Lo spread (pronuncia ‘spred’) è il differenziale tra i rendimenti dei diversi titoli. Sui titoli di stato misura la distanza dal primo (il Bund tedesco, il più affidabile). Maggiore è lo spread e maggiori sono i costi dello Stato in interessi sulle obbligazioni emesse per far fronte al debito. Ma non è una gara semplice, lineare, perché dipende anche dal mercato dei derivati.
Un derivato semplice è lo swap, che è uno scambio o baratto tra due istituzioni finanziarie. Per esempio, un soggetto A acquista un’obbligazione a tasso variabile e corrisponde gli interessi che percepisce a un soggetto B che, a sua volta, acquista un bond a tasso fisso, percepisce gli interessi variabili di A e gli gira gli interessi a tasso fisso. Gli swap che sono contratti diffusissimi, capaci di moltiplicare più volte il valore di possesso dei titoli originari, ma non sono regolamentati.

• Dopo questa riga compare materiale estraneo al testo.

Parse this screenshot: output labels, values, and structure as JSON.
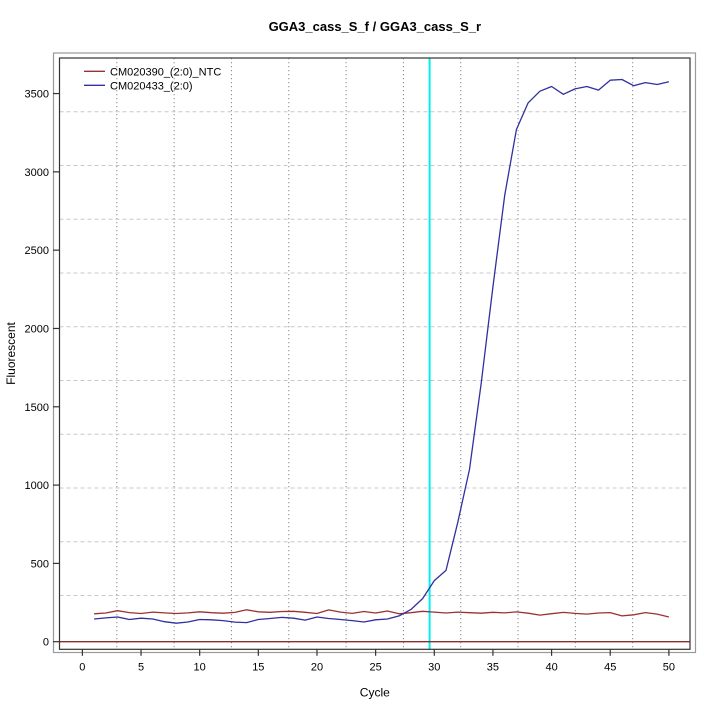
{
  "chart_data": {
    "type": "line",
    "title": "GGA3_cass_S_f / GGA3_cass_S_r",
    "xlabel": "Cycle",
    "ylabel": "Fluorescent",
    "xlim": [
      -1.95,
      51.8
    ],
    "ylim": [
      -48.5,
      3727
    ],
    "x_ticks": [
      0,
      5,
      10,
      15,
      20,
      25,
      30,
      35,
      40,
      45,
      50
    ],
    "y_ticks": [
      0,
      500,
      1000,
      1500,
      2000,
      2500,
      3000,
      3500
    ],
    "grid": {
      "on": true,
      "nx": 11,
      "ny": 11
    },
    "legend_position": "top-left",
    "x": [
      1,
      2,
      3,
      4,
      5,
      6,
      7,
      8,
      9,
      10,
      11,
      12,
      13,
      14,
      15,
      16,
      17,
      18,
      19,
      20,
      21,
      22,
      23,
      24,
      25,
      26,
      27,
      28,
      29,
      30,
      31,
      32,
      33,
      34,
      35,
      36,
      37,
      38,
      39,
      40,
      41,
      42,
      43,
      44,
      45,
      46,
      47,
      48,
      49,
      50
    ],
    "series": [
      {
        "name": "CM020390_(2:0)_NTC",
        "color": "#993333",
        "values": [
          178,
          183,
          198,
          186,
          180,
          189,
          184,
          180,
          184,
          191,
          185,
          182,
          187,
          204,
          191,
          188,
          193,
          194,
          188,
          180,
          203,
          189,
          181,
          193,
          183,
          196,
          178,
          185,
          194,
          189,
          183,
          189,
          185,
          182,
          188,
          184,
          190,
          182,
          170,
          179,
          187,
          181,
          176,
          183,
          186,
          165,
          172,
          186,
          176,
          158
        ]
      },
      {
        "name": "CM020433_(2:0)",
        "color": "#30309F",
        "values": [
          145,
          152,
          158,
          142,
          150,
          145,
          128,
          118,
          126,
          142,
          140,
          135,
          125,
          122,
          142,
          148,
          155,
          150,
          138,
          158,
          148,
          142,
          135,
          126,
          140,
          145,
          165,
          205,
          275,
          390,
          455,
          760,
          1100,
          1650,
          2265,
          2850,
          3270,
          3440,
          3515,
          3545,
          3495,
          3530,
          3545,
          3522,
          3585,
          3590,
          3550,
          3570,
          3558,
          3575
        ]
      }
    ],
    "annotations": {
      "threshold_line": {
        "y": 0,
        "color": "#8F2B2B"
      },
      "ct_line": {
        "x": 29.6,
        "color": "#00EEEE"
      }
    },
    "colors": {
      "plot_border": "#333333",
      "outer_frame": "#9a9a9a",
      "grid_vertical": "#8c8c8c",
      "grid_horizontal": "#c8c8c8",
      "background": "#ffffff"
    }
  }
}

In generale, con questi strumenti fisicamente non si scambia nulla o ben poco, è una specie di gioco al computer che mette in rete nuovi indici e valori di tutto un po’, non solo titoli o merci (come il petrolio o il rame). Concretamente i derivati servono solo per allargare a dismisura il giro d’affari. Ma lo scambio di questi influisce molto sui rendimenti dei titoli ufficiali, perché gli operatori sono sempre gli stessi e gli umori, sui titoli ufficiali o sui derivati, fanno comunque il mercato.
Non è chiaro? Significa solo che non siete portati a fare i soldi con la finanza. Ma sappiate che c’è comunque chi li fa e noi tutti siamo tenuti a contribuire concretamente verso lo Stato italiano per far sì che lo spread non aumenti, cioè non aumenti la misura di quella cosa che abbiamo già in quel posto.